There are five database terms you need to be familiar with.

Field
A field is an individual piece of information. In the above example, ID is a field, Name is a field, Type is a field and so on. Fields are also known as ‘attributes’. Note that fields correspond to columns in a table.

Record
When you put some data into fields, all the data about one person, or one pet, or one subject and so on, make up a ‘record’. Records correspond to rows in a table. For example, all the information about Prince is referred to as ‘Prince's record’.

File
All of the records together make up a file of information.

Database
Whether you have just one file, or whether you have lots of files in a system, together they are known as a ‘database’. If your files are interconnected in some way, then they are known as a ‘relational database’. You will learn to love relational databases later in the book!

Primary key
Every record needs a primary key.
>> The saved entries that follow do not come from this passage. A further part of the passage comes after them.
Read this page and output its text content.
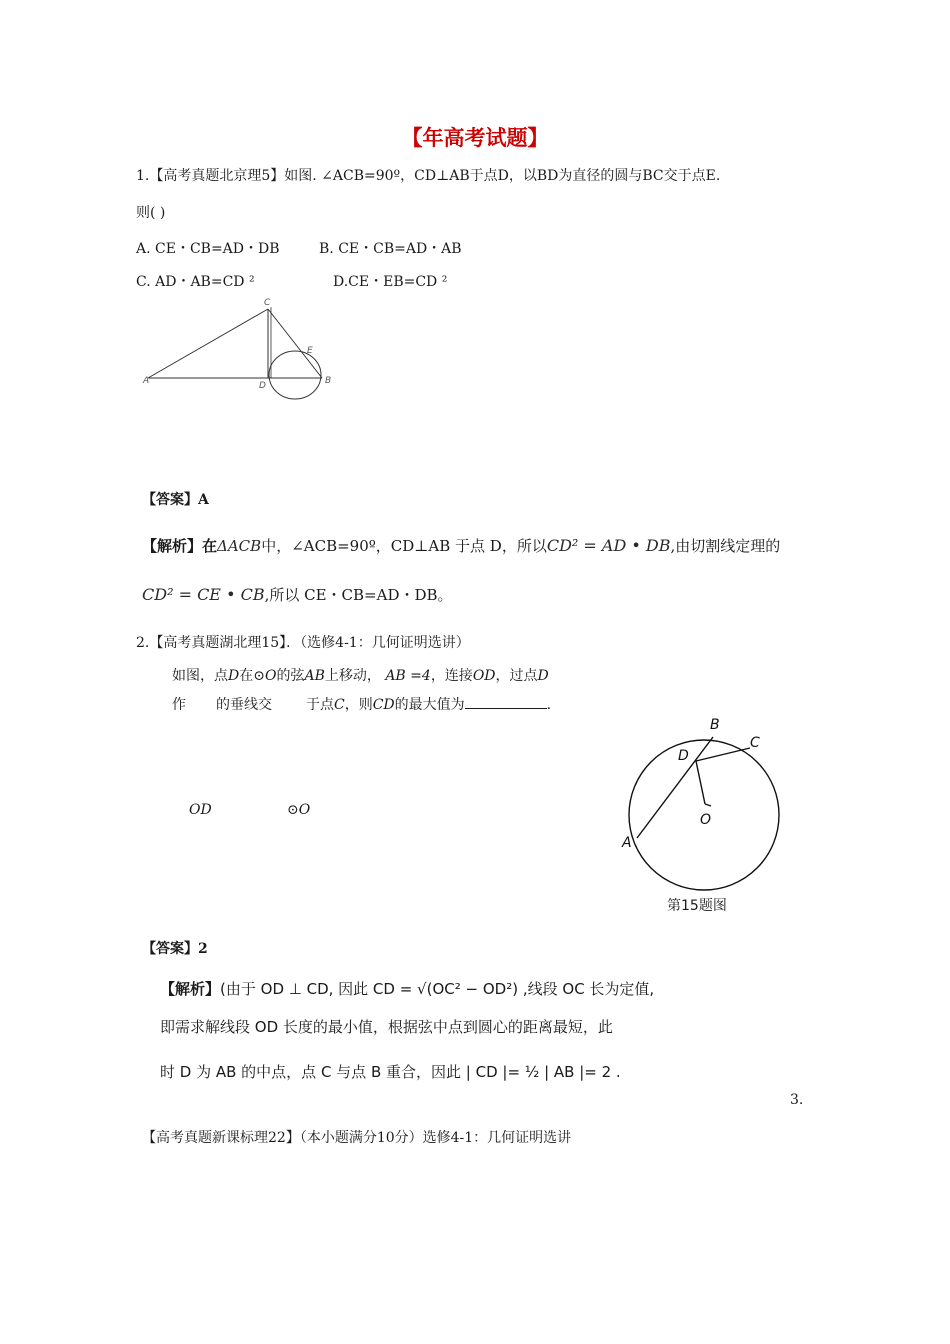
【年高考试题】
1.【高考真题北京理5】如图. ∠ACB=90º，CD⊥AB于点D，以BD为直径的圆与BC交于点E.
则( )
A. CE・CB=AD・DB	B. CE・CB=AD・AB
C. AD・AB=CD ²	D.CE・EB=CD ²
A	B
C
D
E
【答案】A
【解析】在ΔACB中，∠ACB=90º，CD⊥AB 于点 D，所以CD² = AD • DB,由切割线定理的
CD² = CE • CB,所以 CE・CB=AD・DB。
2.【高考真题湖北理15】．（选修4-1：几何证明选讲）
如图，点D在⊙O的弦AB上移动， AB =4，连接OD，过点D
作 的垂线交 于点C，则CD的最大值为	.
OD	⊙O
B
C
D
O
A
第15题图
【答案】2
【解析】(由于 OD ⊥ CD, 因此 CD = √(OC² − OD²) ,线段 OC 长为定值,
即需求解线段 OD 长度的最小值，根据弦中点到圆心的距离最短，此
时 D 为 AB 的中点，点 C 与点 B 重合，因此 | CD |= ½ | AB |= 2 .
3.
【高考真题新课标理22】（本小题满分10分）选修4-1：几何证明选讲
It is a piece of data that is unique for that record. It can be used to pick out one and only one record. Looking at the small example above, there are 2 dogs called Sammy. Imagine if there were hundreds of dogs called Sammy. We will need to pick out from time to time individual records. Often, the only way we can do this is to add a new field to our database. This field is called the ‘Primary Key’. You may know lots of examples of primary keys - a pupil ID number on the pupil database, a National Insurance number, a driving licence number, a club membership number and so on. Without primary keys, you have no way of picking out only one particular record. If you are making a database and you don't have a field whose data is unique for each record, then you need to add one, perhaps an ID field, for example.

Decide on the data type and size to allow
If you have ever set up a database, then you will have told your application what data type you want to use for each of your fields in a file, and also some information about how much space to allow for each field. This information would be brought together in a document called a ‘Data Dictionary'. For example, in the dog file, you may have decided on the following:

ID. This field is not a number but is an ID code. Therefore we will not use data type Integer but will use data type text instead. We will assume that the maximum number of dogs that will ever be in this file is 5000 so that an ID code of 4 characters long will be fine. We will allow 4 bytes for the ID code, one byte for each character.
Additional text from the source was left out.